A titre de comparaison, UBS avait fait l’objet en février 2009 d’un accord sur la suspension des poursuites (Deferred prosecution agreement), contre le paiement de 780 millions de dollars et la transmission des premiers 250 noms aux autorités américaines.
L’inculpation de Wegelin & Co surprend aussi du fait qu’elle intervient une semaine après que l’établissement a revendu l’essentiel de ses activités regroupées sous le nom de Banque privée Notenstein au groupe Raiffeisen. L’action n’avait rien de prévisible, jugent plusieurs observateurs. Hier, Martin Naville, directeur de la Chambre de commerce Etats-Unis-Suisse, s’est dit «énormément surpris» par cette décision.
De son côté, Carlo Lombardini, avocat au barreau de Genève, relève qu’«ils se sont attaqués en premier à Wegelin car elle était la plus ancienne banque de Suisse», ce qui revêt un caractère symbolique. Selon lui, il s’agit «d’une exécution à petit feu de la place financière suisse».
Autre élément surprenant: selon nos informations, Wegelin & Co n’avait pas reçu de menaces préalables de la part de la justice américaine visant à l’inciter à conclure un accord à l’amiable. Dès lors, qu’est-ce qui a poussé la justice américaine à franchir un tel pas?
Certainement sa conviction que la direction de Wegelin & Co a été impliquée dans la décision de récupérer les anciens clients d’UBS qui fuyaient la première banque helvétique dès l’été 2008. «A la suite de l’enquête de l’autorité fiscale de l’IRS, des membres du senior management de Wegelin & Co ont décidé de récupérer les activités illégales abandonnées par UBS», souligne le document. «Ils n’ont pas été découragés par les avertissements clairs et nets qu’ils ont reçus lorsque UBS faisait l’objet d’une enquête pour des pratiques identiques», écrit Preet Bharara, le procureur du district sud de New York. Il est aussi reproché aux banquiers d’avoir recouru à un site, www.swissprivatebank.com, pour séduite les clients.

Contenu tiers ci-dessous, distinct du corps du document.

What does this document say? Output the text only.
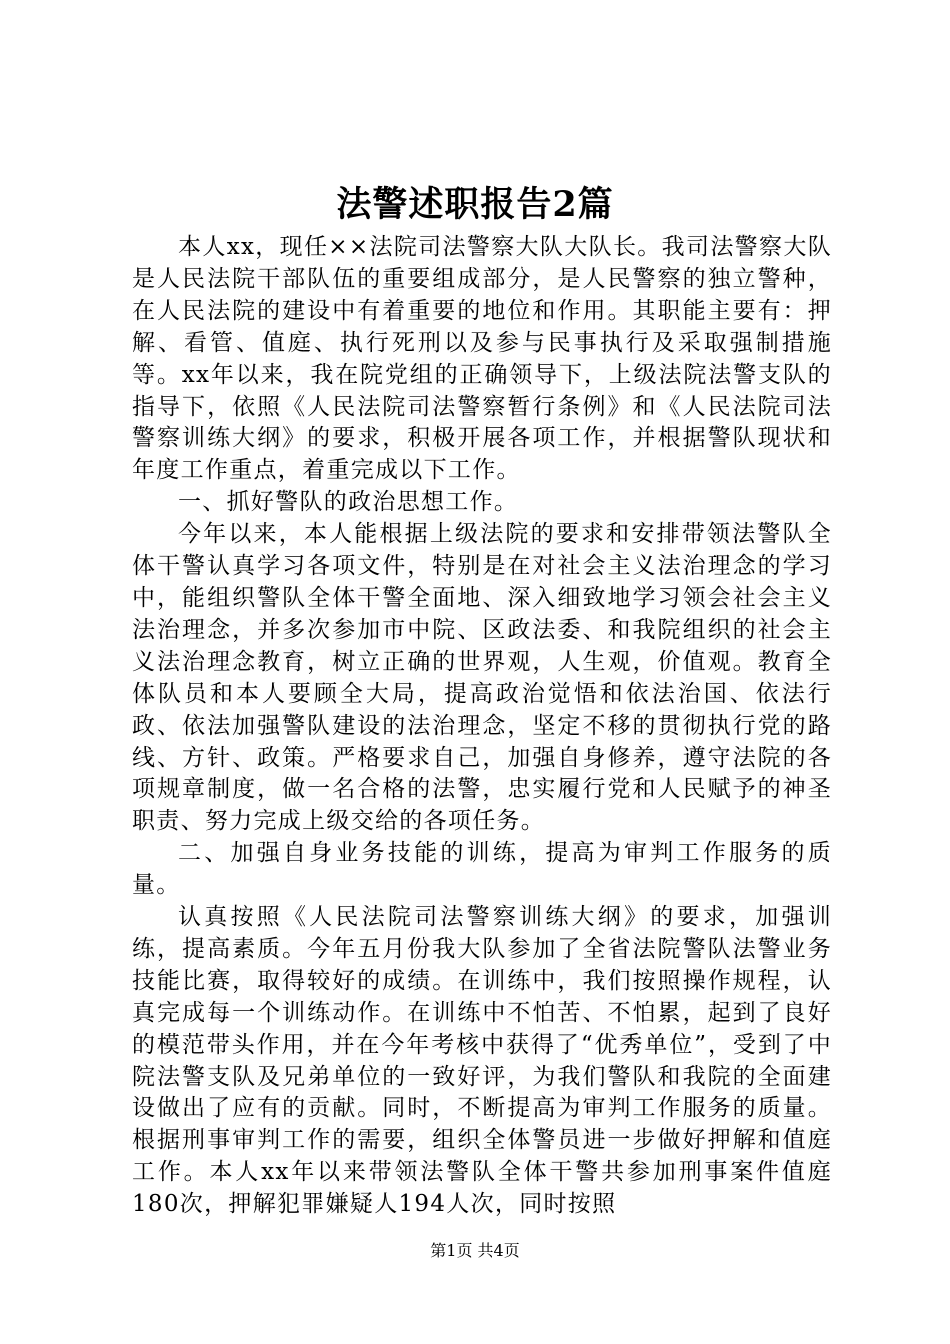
法警述职报告2篇

本人xx，现任××法院司法警察大队大队长。我司法警察大队是人民法院干部队伍的重要组成部分，是人民警察的独立警种，在人民法院的建设中有着重要的地位和作用。其职能主要有：押解、看管、值庭、执行死刑以及参与民事执行及采取强制措施等。xx年以来，我在院党组的正确领导下，上级法院法警支队的指导下，依照《人民法院司法警察暂行条例》和《人民法院司法警察训练大纲》的要求，积极开展各项工作，并根据警队现状和年度工作重点，着重完成以下工作。

一、抓好警队的政治思想工作。

今年以来，本人能根据上级法院的要求和安排带领法警队全体干警认真学习各项文件，特别是在对社会主义法治理念的学习中，能组织警队全体干警全面地、深入细致地学习领会社会主义法治理念，并多次参加市中院、区政法委、和我院组织的社会主义法治理念教育，树立正确的世界观，人生观，价值观。教育全体队员和本人要顾全大局，提高政治觉悟和依法治国、依法行政、依法加强警队建设的法治理念，坚定不移的贯彻执行党的路线、方针、政策。严格要求自己，加强自身修养，遵守法院的各项规章制度，做一名合格的法警，忠实履行党和人民赋予的神圣职责、努力完成上级交给的各项任务。

二、加强自身业务技能的训练，提高为审判工作服务的质量。

认真按照《人民法院司法警察训练大纲》的要求，加强训练，提高素质。今年五月份我大队参加了全省法院警队法警业务技能比赛，取得较好的成绩。在训练中，我们按照操作规程，认真完成每一个训练动作。在训练中不怕苦、不怕累，起到了良好的模范带头作用，并在今年考核中获得了“优秀单位”，受到了中院法警支队及兄弟单位的一致好评，为我们警队和我院的全面建设做出了应有的贡献。同时，不断提高为审判工作服务的质量。根据刑事审判工作的需要，组织全体警员进一步做好押解和值庭工作。本人xx年以来带领法警队全体干警共参加刑事案件值庭180次，押解犯罪嫌疑人194人次，同时按照

第1页 共4页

Dans la NZZ, Oswald Grübel, l’ex-directeur d’UBS, jugeait hier que les banques qui ont tenté de récupérer des clients d’UBS ont commis «une grande erreur d’appréciation».
Convoqués à se présenter devant le juge du district sud de New York le 10 février, les trois banquiers de Wegelin & Co encourent une peine allant jusqu’à trois ans de prison et une amende de 250 000 dollars. La banque s’expose, elle, à une amende de 500 000 dollars ou à payer deux fois le montant du gain réalisé grâce à ses activités illégales sur sol américain. Quant aux six associés restants de Wegelin & Co, ils devraient éviter de se rendre aux Etats-Unis, voire de quitter la Suisse tant que l’affaire ne sera pas réglée, selon un connaisseur de ce type de procédures.